April Overall
Think beyond twinkle lights and wreaths and decorate your property with eco-friendly bits and baubles this Christmas. Not only will your yard look like a winter wonderland, but the squirrels, birds and other wildlife will have something to celebrate too. Get your Santa hat on, and let’s get festive!
A Feast for Feathered Friends
Attract your favourite backyard birds over the holiday season with a delicious treat. Fruity branches and seed heads from rosehips, red and blue viburnum, millet, coneflowers and even cattails will delight your feathered friends on a crisp winter afternoon.
Light Up!
There’s something magical about turning the corner onto your snowy street and seeing your home lit up for the holidays. Just make sure you’re light bright. Choose LED bulbs in your favourite Christmas colour. They’ll last 10 times longer than incandescent bulbs, and they use up 70 per cent less energy than the not so eco-friendly competition. Want to go the extra mile? Set your outdoor lights on a timer!
Make Your Garden Glow
For an ethereal glow, scatter frosted globes around your garden or group them in an empty birdbath.
Give ’Em the Brush-Off
Add a brush pile in the corner of the yard using branches to offer shelter for foraging birds. This little nook will keep them safe from predators and harsh weather. It will also attract insects that like to chow down on the decomposing wood – the perfect midnight snack for birds, amphibians, reptiles and mammals. You can even add your Christmas tree to the mix after the festivities are over! Start your brush pile off right by picking around eight branches approximately two metres long, construct a teepee-like frame and pile evergreen boughs and smaller branches over the structure.
Merry Berry
Plant winter fruit–bearing shrubs and trees to lure wildlife visitors to your yard. Hollies and roses have hips that are chock full of vitamin C and will keep waxwings and cardinals sated.
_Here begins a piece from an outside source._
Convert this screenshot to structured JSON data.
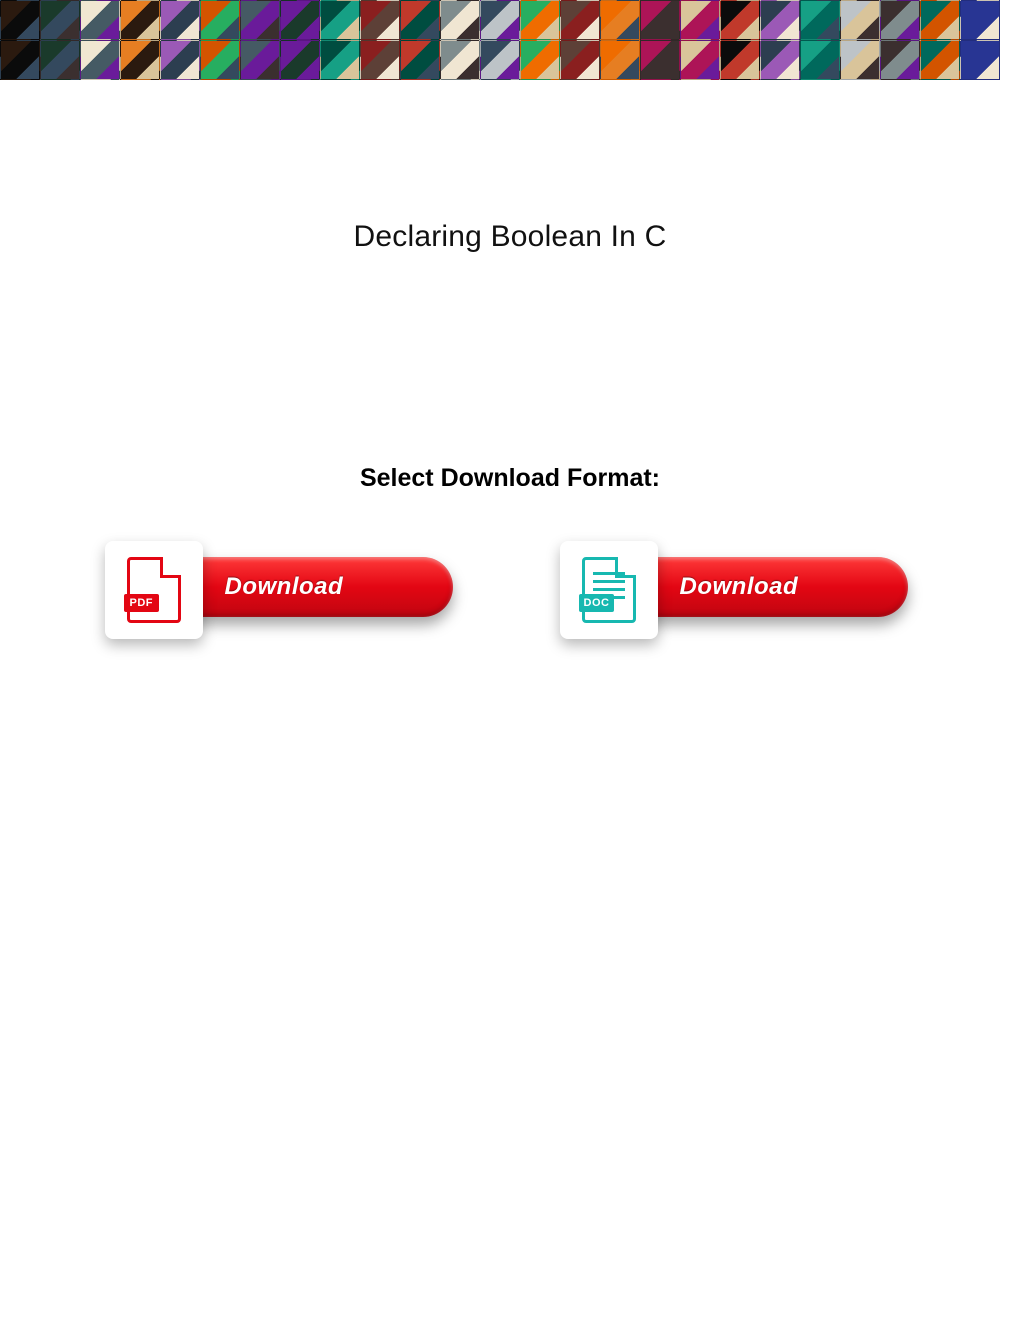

Winterberry is another tree that will attract birds like robins, grouses, bluebirds, thrushes, northern flickers and grey catbirds with its bright red-orange berries.
Jingle All the Way
Outdoor containers filled to the brim with evergreen cuttings, and a few winterberry branches added to the arrangement, will welcome guests and birds to your door. Add a few jingle bells to the mix for an extra smidge of magic!
Trim the Tree
Coniferous trees, like birches or spruces, are great choices to attract birds, like the ruffed grouse and crossbill, to your backyard. String currants, cranberries, dried oranges, frozen grapes and frozen cherries to the branches on Christmas Eve to wake up to a flurry of happy birds and squirrels on Christmas morning!
Make Your Feeders Festive
A row of bright red birdfeeders stocked with black sunflower seeds and suet is guaranteed to keep the birds in your backyard cheerfully chirping. Place the feeders at different heights to attract a variety of species. Blue Jays and grosbeaks will flock to platform feeding areas, while titmice and finches like to nosh at hanging feeders. And don’t forget the ground feeders! You’ll attract lovely mourning doves and juncos when you stock your feeders to the brim. These little guys will chow down on any seeds that fall from the elevated feeders.